NASA’s James Webb Space Telescope has unveiled a breathtaking image showcasing more than 45,000 galaxies in a portion of the sky known as GOODS-South. This remarkable picture was captured as part of the JWST Advanced Deep Extragalactic Survey (JADES) program, which aims to uncover and characterize faint, distant galaxies. Despite the ongoing data collection, JADES has already made exciting discoveries, identifying hundreds of galaxies that existed when the universe was less than 600 million years old. Among them are galaxies teeming with young and hot stars.
The JADES program, which allocates approximately 32 days of telescope time, seeks to answer crucial questions about the assembly and star formation processes of the earliest galaxies. Marcia Rieke of the University of Arizona, co-lead of the JADES program, expressed the team’s objectives, including understanding the rapidity of star formation and the factors that influence the cessation of star formation in certain galaxies.
Ryan Endsley of the University of Texas at Austin spearheaded an investigation into galaxies that emerged 500 to 850 million years after the big bang. During this period, the universe was enshrouded in a gaseous fog, rendering it opaque to energetic light. However, as the fog cleared by approximately one billion years after the big bang (known as reionization), the universe became transparent. Scientists have debated whether active supermassive black holes or galaxies filled with young, hot stars played a primary role in this reionization process.

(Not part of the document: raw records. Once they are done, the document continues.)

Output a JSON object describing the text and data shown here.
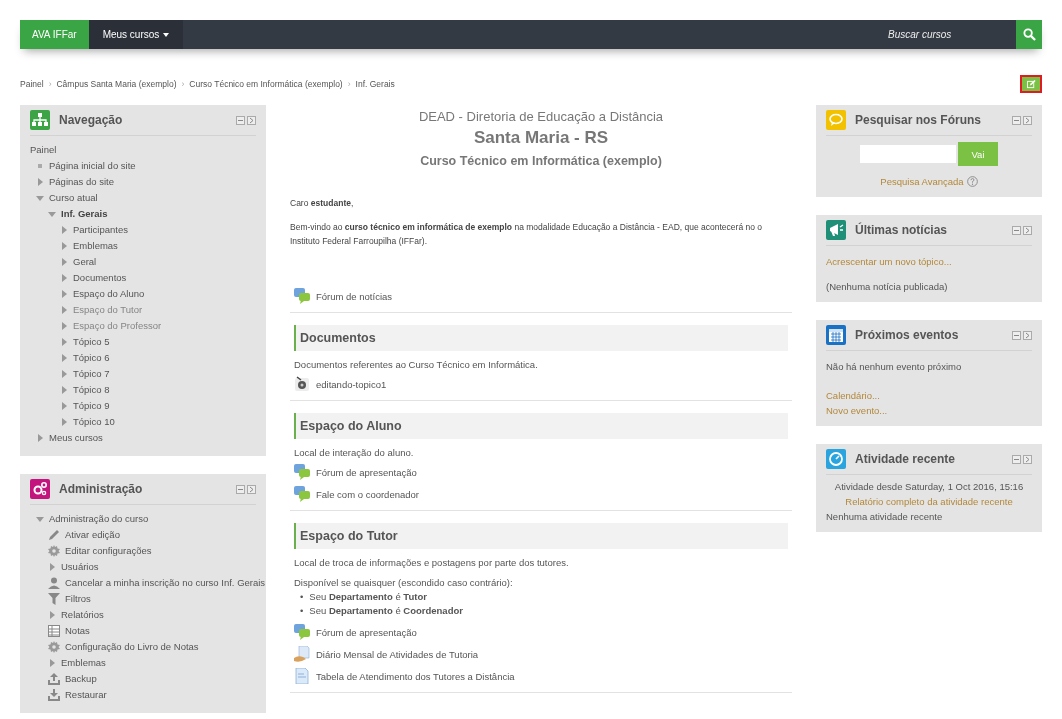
{
  "navbar": {
    "brand": "AVA IFFar",
    "menu": "Meus cursos",
    "search": {
      "placeholder": "Buscar cursos"
    }
  },
  "breadcrumb": {
    "separator": "›",
    "items": [
      "Painel",
      "Câmpus Santa Maria (exemplo)",
      "Curso Técnico em Informática (exemplo)",
      "Inf. Gerais"
    ]
  },
  "navigation": {
    "title": "Navegação",
    "color": "#3ca445",
    "items": [
      {
        "label": "Painel",
        "kind": "plain"
      },
      {
        "label": "Página inicial do site",
        "kind": "leaf"
      },
      {
        "label": "Páginas do site",
        "kind": "branch",
        "expanded": false
      },
      {
        "label": "Curso atual",
        "kind": "branch",
        "expanded": true,
        "children": [
          {
            "label": "Inf. Gerais",
            "kind": "branch",
            "expanded": true,
            "current": true,
            "children": [
              {
                "label": "Participantes",
                "kind": "branch",
                "expanded": false,
                "dimmed": false
              },
              {
                "label": "Emblemas",
                "kind": "branch",
                "expanded": false,
                "dimmed": false
              },
              {
                "label": "Geral",
                "kind": "branch",
                "expanded": false,
                "dimmed": false
              },
              {
                "label": "Documentos",
                "kind": "branch",
                "expanded": false,
                "dimmed": false
              },
              {
                "label": "Espaço do Aluno",
                "kind": "branch",
                "expanded": false,
                "dimmed": false
              },
              {
                "label": "Espaço do Tutor",
                "kind": "branch",
                "expanded": false,
                "dimmed": true
              },
              {
                "label": "Espaço do Professor",
                "kind": "branch",
                "expanded": false,
                "dimmed": true
              },
              {
                "label": "Tópico 5",
                "kind": "branch",
                "expanded": false,
                "dimmed": false
              },
              {
                "label": "Tópico 6",
                "kind": "branch",
                "expanded": false,
                "dimmed": false
              },
              {
                "label": "Tópico 7",
                "kind": "branch",
                "expanded": false,
                "dimmed": false
              },
              {
                "label": "Tópico 8",
                "kind": "branch",
                "expanded": false,
                "dimmed": false
              },
              {
                "label": "Tópico 9",
                "kind": "branch",
                "expanded": false,
                "dimmed": false
              },
              {
                "label": "Tópico 10",
                "kind": "branch",
                "expanded": false,
                "dimmed": false
              }
            ]
          }
        ]
      },
      {
        "label": "Meus cursos",
        "kind": "branch",
        "expanded": false
      }
    ]
  },
  "administration": {
    "title": "Administração",
    "color": "#c4157f",
    "items": [
      {
        "label": "Administração do curso",
        "kind": "branch",
        "expanded": true,
        "children": [
          {
            "label": "Ativar edição",
            "kind": "edit"
          },
          {
            "label": "Editar configurações",
            "kind": "settings"
          },
          {
            "label": "Usuários",
            "kind": "branch",
            "expanded": false
          },
          {
            "label": "Cancelar a minha inscrição no curso Inf. Gerais",
            "kind": "user"
          },
          {
            "label": "Filtros",
            "kind": "filter"
          },
          {
            "label": "Relatórios",
            "kind": "branch",
            "expanded": false
          },
          {
            "label": "Notas",
            "kind": "grades"
          },
          {
            "label": "Configuração do Livro de Notas",
            "kind": "settings"
          },
          {
            "label": "Emblemas",
            "kind": "branch",
            "expanded": false
          },
          {
            "label": "Backup",
            "kind": "backup"
          },
          {
            "label": "Restaurar",
            "kind": "restore"
          }
        ]
      }
    ]
  },
  "course_header": {
    "line_1": "DEAD - Diretoria de Educação a Distância",
    "line_2": "Santa Maria - RS",
    "line_3": "Curso Técnico em Informática (exemplo)"
  },
  "greeting": "Caro **estudante**,",
  "welcome": "Bem-vindo ao **curso técnico em informática de exemplo** na modalidade Educação a Distância - EAD, que acontecerá no o Instituto Federal Farroupilha (IFFar).",
  "sections": [
    {
      "activities": [
        {
          "kind": "forum",
          "name": "Fórum de notícias"
        }
      ]
    },
    {
      "title": "Documentos",
      "summary": "Documentos referentes ao Curso Técnico em Informática.",
      "activities": [
        {
          "kind": "media",
          "name": "editando-topico1"
        }
      ]
    },
    {
      "title": "Espaço do Aluno",
      "summary": "Local de interação do aluno.",
      "activities": [
        {
          "kind": "forum",
          "name": "Fórum de apresentação"
        },
        {
          "kind": "forum",
          "name": "Fale com o coordenador"
        }
      ]
    },
    {
      "title": "Espaço do Tutor",
      "summary": "Local de troca de informações e postagens por parte dos tutores.",
      "restriction": {
        "bullet": "•",
        "intro": "Disponível se quaisquer (escondido caso contrário):",
        "conditions": [
          "Seu **Departamento** é **Tutor**",
          "Seu **Departamento** é **Coordenador**"
        ]
      },
      "activities": [
        {
          "kind": "forum",
          "name": "Fórum de apresentação"
        },
        {
          "kind": "book",
          "name": "Diário Mensal de Atividades de Tutoria"
        },
        {
          "kind": "file",
          "name": "Tabela de Atendimento dos Tutores a Distância"
        }
      ]
    }
  ],
  "blocks": [
    {
      "kind": "search_forums",
      "title": "Pesquisar nos Fóruns",
      "color": "#f2c200",
      "button": "Vai",
      "link": "Pesquisa Avançada"
    },
    {
      "kind": "news",
      "title": "Últimas notícias",
      "color": "#1f8f78",
      "link": "Acrescentar um novo tópico...",
      "message": "(Nenhuma notícia publicada)"
    },
    {
      "kind": "events",
      "title": "Próximos eventos",
      "color": "#1a72c4",
      "message": "Não há nenhum evento próximo",
      "links": [
        "Calendário...",
        "Novo evento..."
      ]
    },
    {
      "kind": "recent",
      "title": "Atividade recente",
      "color": "#2aa4de",
      "since": "Atividade desde Saturday, 1 Oct 2016, 15:16",
      "link": "Relatório completo da atividade recente",
      "message": "Nenhuma atividade recente"
    }
  ]
}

The research team found evidence suggesting that young galaxies experienced alternating periods of intense star formation and quiescent periods with fewer stars being formed. These fluctuations may have occurred as galaxies captured clusters of gaseous raw materials required for star formation. Another possibility is that the explosive demise of massive stars injected energy into the surrounding environment, periodically preventing gas condensation and the formation of new stars.
In addition to investigating the evolution of galaxies in the early universe, the JADES program focuses on identifying the earliest galaxies that existed when the universe was less than 400 million years old. By studying these ancient galaxies, astronomers can gain insights into how star formation during the early years after the big bang differed from present-day observations.
The JADES team, led by Kevin Hainline of the University of Arizona, utilized the Webb telescope’s Near-Infrared Camera (NIRCam) instrument to analyze the photometric redshifts of candidate galaxies. Over 700 galaxies were identified, dating back to a time when the universe was between 370 million and 650 million years old. These observations have revealed extended objects with visible structures, allowing scientists to witness the birth of star groupings mere hundreds of millions of years after the dawn of time.
The findings from the JADES program were presented at the 242nd meeting of the American Astronomical Society in Albuquerque, New Mexico, highlighting the complex nature of early-universe star formation.